Some parents worry over what to do when buying Christmas presents for their children. This particularly is true when I was buying presents for my daughter with Autism. When my child was three I wanted presents and was looking through a catalog.
The company I was looking at recommended wooden toys for children with Autism. That sounded good initially, and then I had a vision of the toy sailing through the air like a missile at one of her brothers or sister. That just did not sound like a good idea.
There were all kinds of things that she might like. At that point my daughter liked to play by herself. She liked music, but was not really interested in the television. She liked books that sang, talked, or had textures. She liked being able to press buttons, although she did not always have the physical strength to press them enough to make the toy do whatever it was supposed to do.
Armed with this knowledge I was able to go to the store and figure out some Christmas toys that worked. At that stage it was fairly easy to find toys that she enjoyed and that I was comfortable buying her.
As I look back, they were also toys that any three year old would like. Even the wooden toy was something any three year old would like. I mean what three year old does not throw a toy now or then.
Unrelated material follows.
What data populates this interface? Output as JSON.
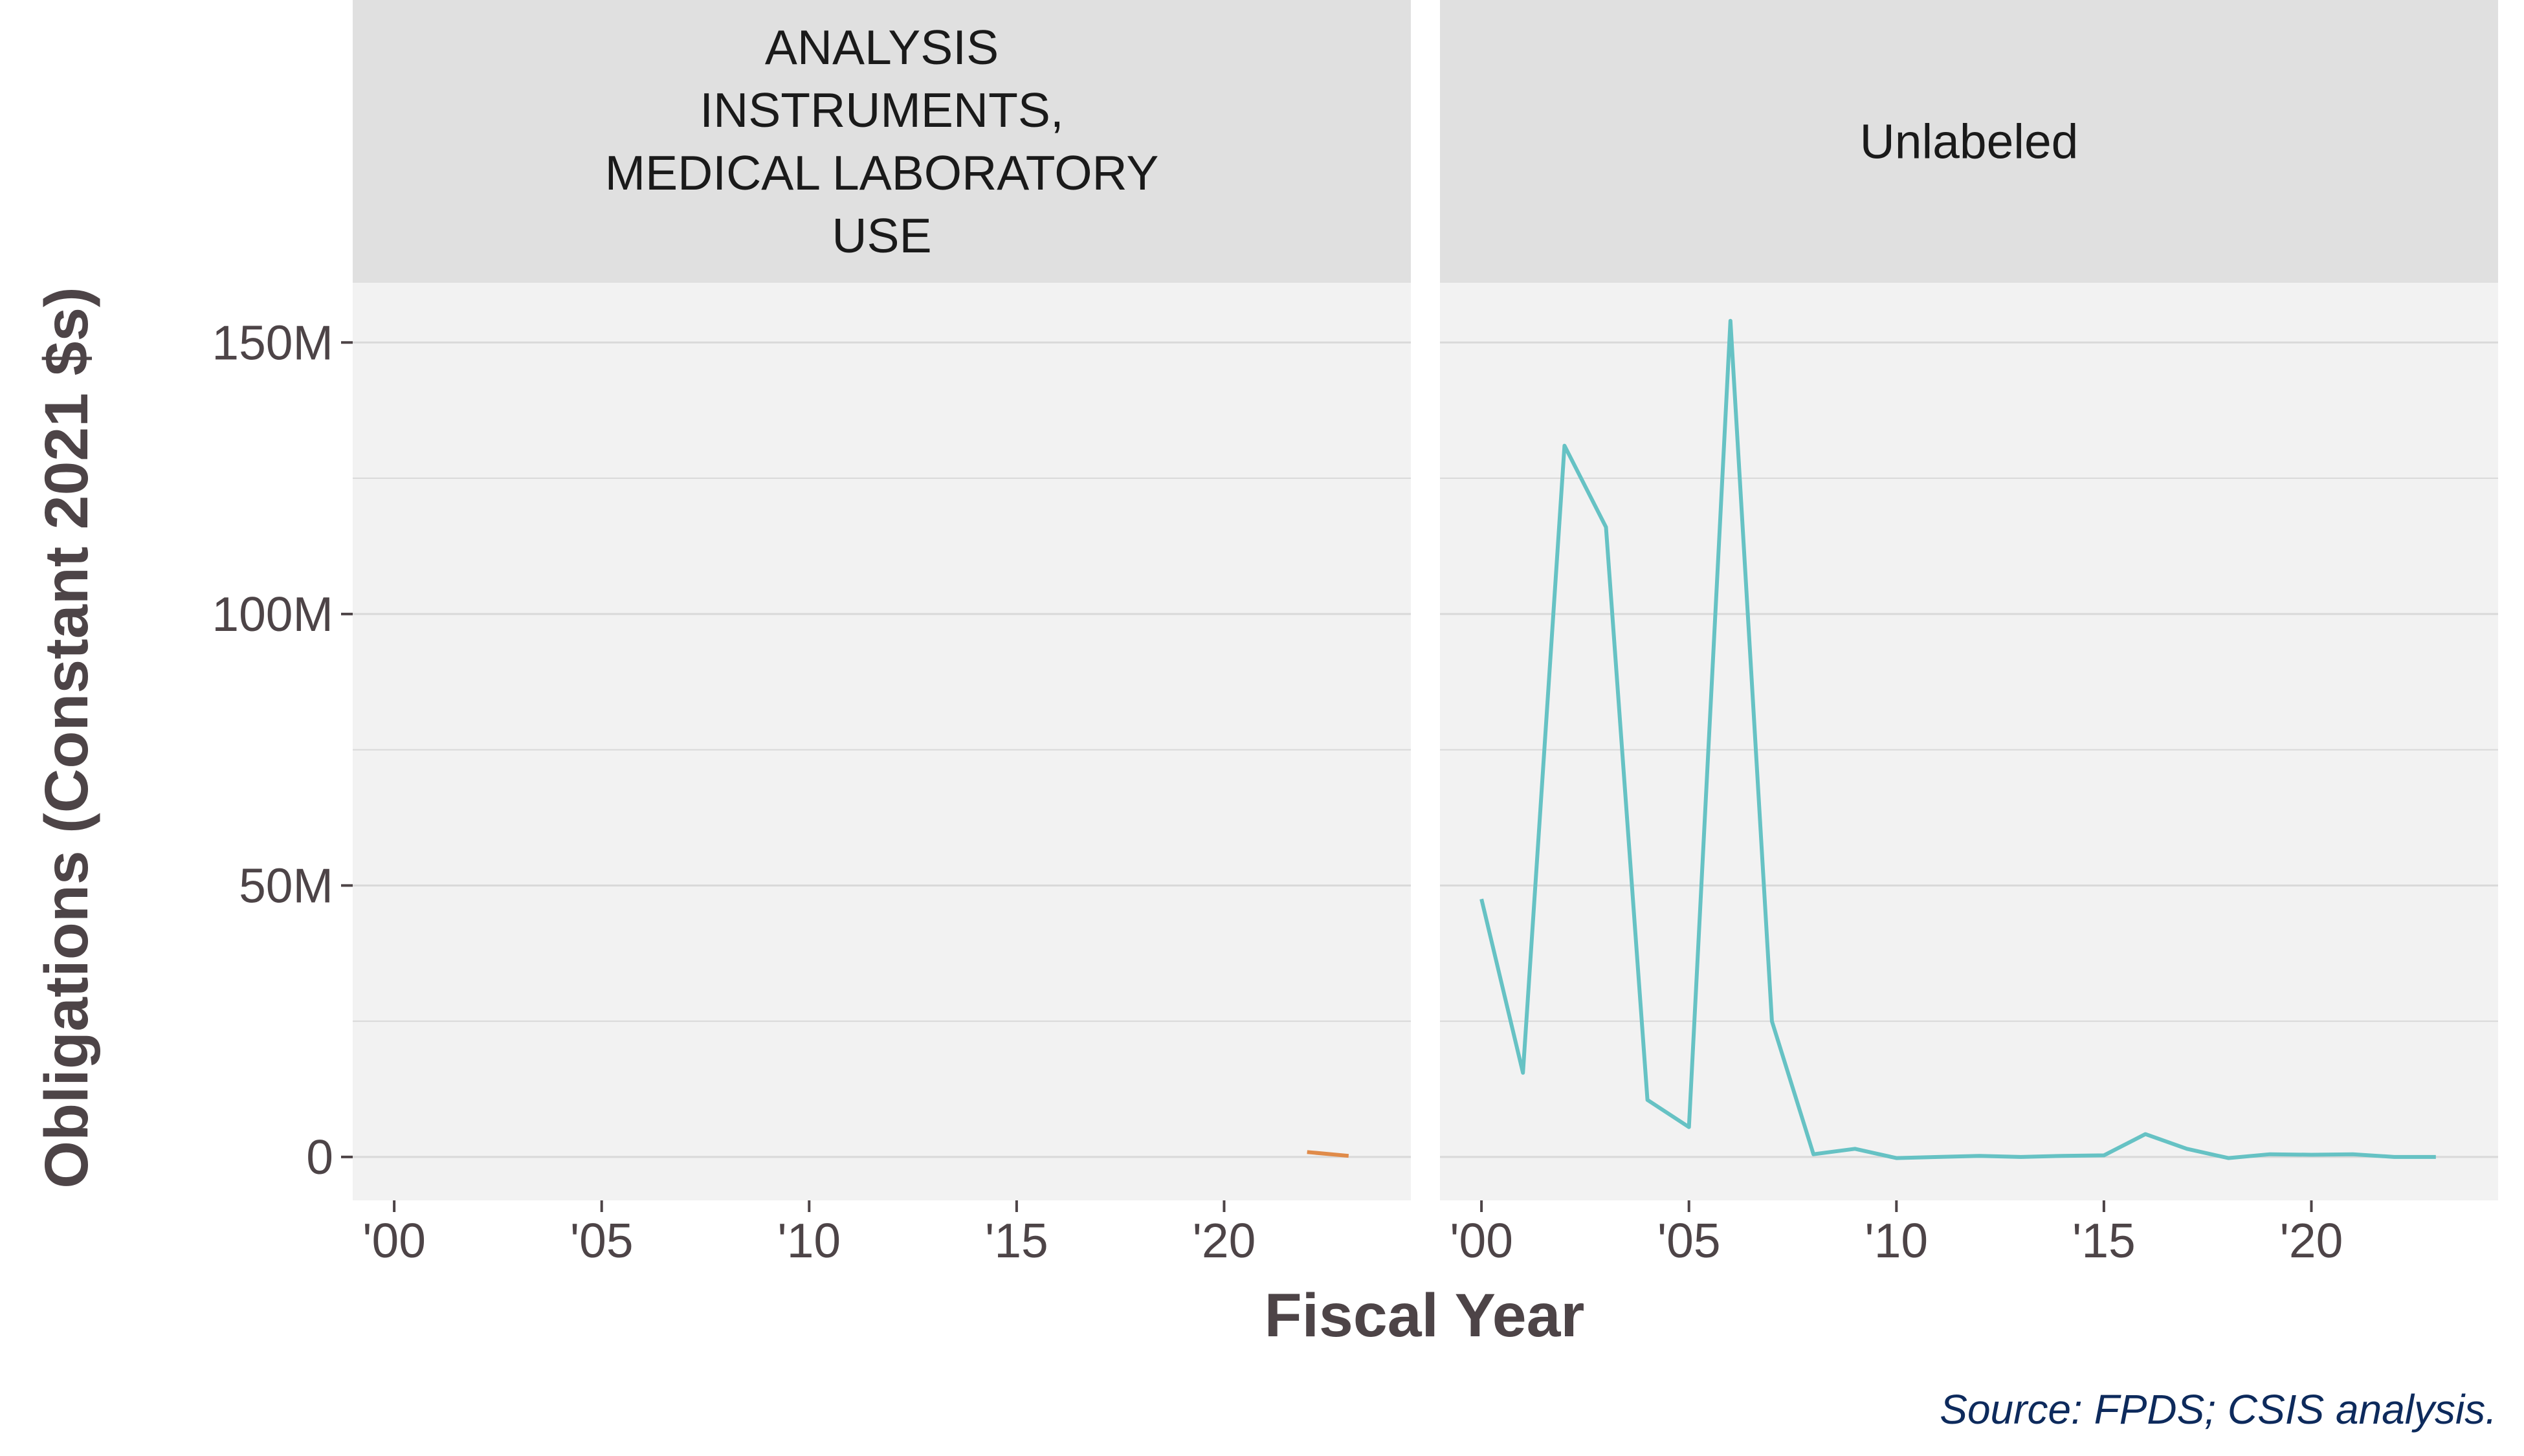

These days Christmas present shopping is even easier. You can buy crayons that only work on the paper they come with. No more crayons on your walls. I wish I would have had those. In the pre-school years puzzles with big pieces were a big hit. That one surprised me. I had gotten two in a package but they turned out to be so interesting to her that I bought more the next birthday.
Play dough and paint sets were another interesting choice for my daughter. We also bought a child’s CD player and the CDs she liked. The buttons were easy enough for her to press. We tried them out. It was made for children so it was not fragile like another child’s.
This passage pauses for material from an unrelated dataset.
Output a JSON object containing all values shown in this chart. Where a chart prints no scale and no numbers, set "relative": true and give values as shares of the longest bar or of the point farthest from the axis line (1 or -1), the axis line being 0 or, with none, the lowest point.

At various times up until around ten years old we bought an indoor swing and personal exercise trampoline. Those ideas we got from OT and PT catalogs. Although a little tip is to not really buy them there. We got the personal exercise trampoline in the sporting department at the local Walmart. It was a lot cheaper than the ones in the catalogs.
We bought dolls with buttons and snaps. We also had a closed basket that we filled with costumes and ‘grown up’ clothes for her and her sister to play dress up. All of those helped with fine motor skills and self-help skills. Once again in retrospect all things that any other child her age loved at that time in their life.
I did run into problems as she got older though. Well, at least I thought they were problems. My daughter continued to want dolls and stuffed animals into her late teens. At first I resisted it but a good friend pointed out that many women, including myself, collect things including dolls.